New insights into the mechanisms of pulmonary edema in acute lung injury

Raquel Herrero, Gema Sanchez, Jose Angel Lorente, Raquel Herrero, Gema Sanchez, Jose Angel Lorente

Abstract

Appearance of alveolar protein-rich edema is an early event in the development of acute respiratory distress syndrome (ARDS). Alveolar edema in ARDS results from a significant increase in the permeability of the alveolar epithelial barrier, and represents one of the main factors that contribute to the hypoxemia in these patients. Damage of the alveolar epithelium is considered a major mechanism responsible for the increased pulmonary permeability, which results in edema fluid containing high concentrations of extravasated macromolecules in the alveoli. The breakdown of the alveolar-epithelial barrier is a consequence of multiple factors that include dysregulated inflammation, intense leukocyte infiltration, activation of pro-coagulant processes, cell death and mechanical stretch. The disruption of tight junction (TJ) complexes at the lateral contact of epithelial cells, the loss of contact between epithelial cells and extracellular matrix (ECM), and relevant changes in the communication between epithelial and immune cells, are deleterious alterations that mediate the disruption of the alveolar epithelial barrier and thereby the formation of lung edema in ARDS.

Keywords: Lung injury; alveolar epithelial barrier; mechanisms; pulmonary edema; tight junctions (TJs).
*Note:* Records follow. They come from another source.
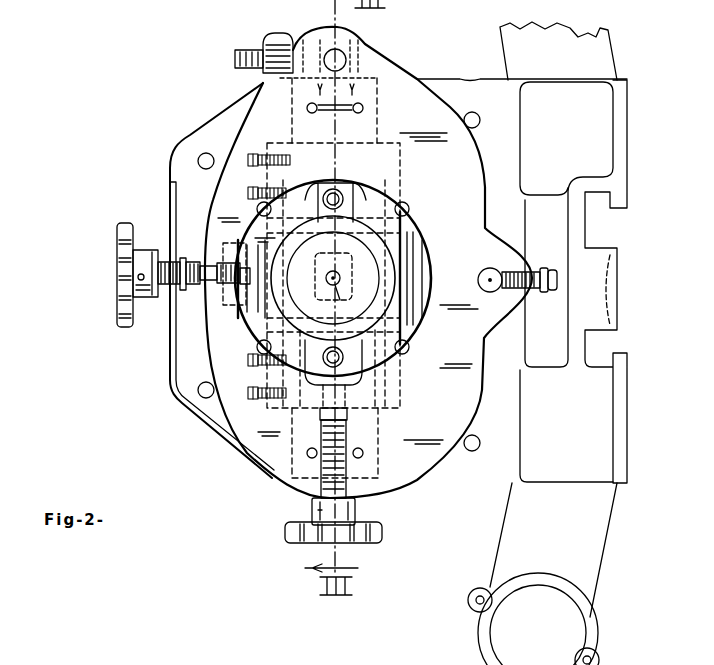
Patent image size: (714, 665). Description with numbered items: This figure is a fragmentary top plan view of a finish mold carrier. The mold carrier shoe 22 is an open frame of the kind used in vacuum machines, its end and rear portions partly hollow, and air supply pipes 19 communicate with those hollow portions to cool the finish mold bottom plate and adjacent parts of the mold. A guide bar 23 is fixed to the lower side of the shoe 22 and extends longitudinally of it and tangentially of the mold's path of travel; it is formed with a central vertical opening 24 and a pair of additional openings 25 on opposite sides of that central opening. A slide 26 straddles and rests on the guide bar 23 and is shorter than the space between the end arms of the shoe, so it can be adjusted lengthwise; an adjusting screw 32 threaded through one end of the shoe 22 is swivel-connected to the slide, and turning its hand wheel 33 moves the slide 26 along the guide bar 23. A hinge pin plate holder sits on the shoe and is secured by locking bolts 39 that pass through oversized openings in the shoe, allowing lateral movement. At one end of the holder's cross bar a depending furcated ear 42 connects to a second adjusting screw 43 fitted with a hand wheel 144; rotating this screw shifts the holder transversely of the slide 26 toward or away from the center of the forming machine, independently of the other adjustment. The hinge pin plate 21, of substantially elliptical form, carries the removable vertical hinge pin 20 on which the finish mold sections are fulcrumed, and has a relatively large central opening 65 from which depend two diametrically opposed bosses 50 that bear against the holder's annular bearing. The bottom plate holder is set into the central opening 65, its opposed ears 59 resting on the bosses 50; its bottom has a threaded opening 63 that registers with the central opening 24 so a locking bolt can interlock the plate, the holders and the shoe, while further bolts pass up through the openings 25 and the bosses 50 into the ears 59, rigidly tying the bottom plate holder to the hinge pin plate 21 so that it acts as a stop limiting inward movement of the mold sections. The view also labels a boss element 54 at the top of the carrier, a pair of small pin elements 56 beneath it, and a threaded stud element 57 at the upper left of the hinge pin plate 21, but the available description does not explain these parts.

The air supply pipes 19 is at (510, 50).
The vertical hinge pin 20 is at (489, 275).
The hinge pin plate 21 is at (222, 188).
The mold carrier shoe 22 is at (447, 480).
The guide bar 23 is at (379, 120).
The central vertical opening 24 is at (342, 272).
The additional openings 25 is at (345, 180).
The slide 26 is at (400, 175).
The adjusting screw 32 is at (312, 497).
The hand wheel 33 is at (308, 538).
The locking bolts 39 is at (215, 145).
The depending furcated ear 42 is at (234, 302).
The adjusting screw 43 is at (163, 249).
The bosses 50 is at (388, 206).
The pivot boss 54 is at (343, 62).
The guide pins 56 is at (335, 271).
The stop screw 57 is at (263, 44).
The opposed ears 59 is at (330, 178).
The threaded opening 63 is at (340, 300).
The central opening 65 is at (248, 232).
The hand wheel 144 is at (116, 252).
Conflict of interest statement

Conflicts of Interest: The authors have no conflicts of interest to declare.

Figures

Figure 1
Figure 1
Characteristic radiological and histopathological findings in patients with acute respiratory distress syndrome (ARDS). (A) Chest X-ray shows diffuse and bilateral infiltrates in a patient that fulfills criteria of ARDS; (B) representative lung tissue sections obtained in autopsies from critically-ill patients without ARDS (control group) or in patients with a clinical diagnosis of ARDS showing the anatomopathological diagnosis of diffuse alveolar damage (DAD). Hematoxylin-eosin staining shows DAD characterized by leukocyte infiltrates, increased thickness of the alveolar wall, endothelial cell damage, loss of alveolar epithelial cells with deposition of hyaline membranes on the denudated basement membrane (arrow), flooding of airspaces by protein-rich edema fluid (arrow head), alveolar hemorrhage and vascular congestion and microthrombi. (Original magnification, 40×).
Figure 2
Figure 2
Increased alveolar permeability to high molecular-weight plasma proteins in acute respiratory distress syndrome (ARDS). Representative lung tissue sections obtained in autopsies from critically-ill patients without ARDS (control group) or in patients with a clinical diagnosis of ARDS showing the anatomopathological diagnosis of diffuse alveolar damage (DAD). The images correspond to merged signals of immunofluorescence labeled IgM (pink signal, originally 488 nm wavelength), DAPI staining of nuclei (light blue signal, originally 358 nm wavelength) and light microscopy of the alveolar structure obtained by differential interference contrast (DIC). Left images show IgM (pink signal) restrained within the alveolar walls in a control lung. Right images show plasma IgM extravasation (pink signal) in alveolar airspaces of a patient with ARDS-DAD. (Original magnification, 20× and 40×).
Figure 3
Figure 3
Schematic of alveolar epithelium and intercellular tight junction (TJ) structure. Squamous alveolar type I (AT-I) and cuboidal alveolar type II (AT-II) cells conform the alveolar epithelium. The tight junctions between adjacent AT-I cells are narrower than those between AT-I and AT-II cells. Occludin, claudins (cldn-3, -4 and -18) and ZOs proteins are expressed in both cells, but with different claudin expression patterns. AT-I: Cldn-18>cldn-3>cldn-4. Type II: cldn-3>cldn-4>cldn-18 (27). ECM, extracellular matrix; JAMs, junctional adhesion molecules.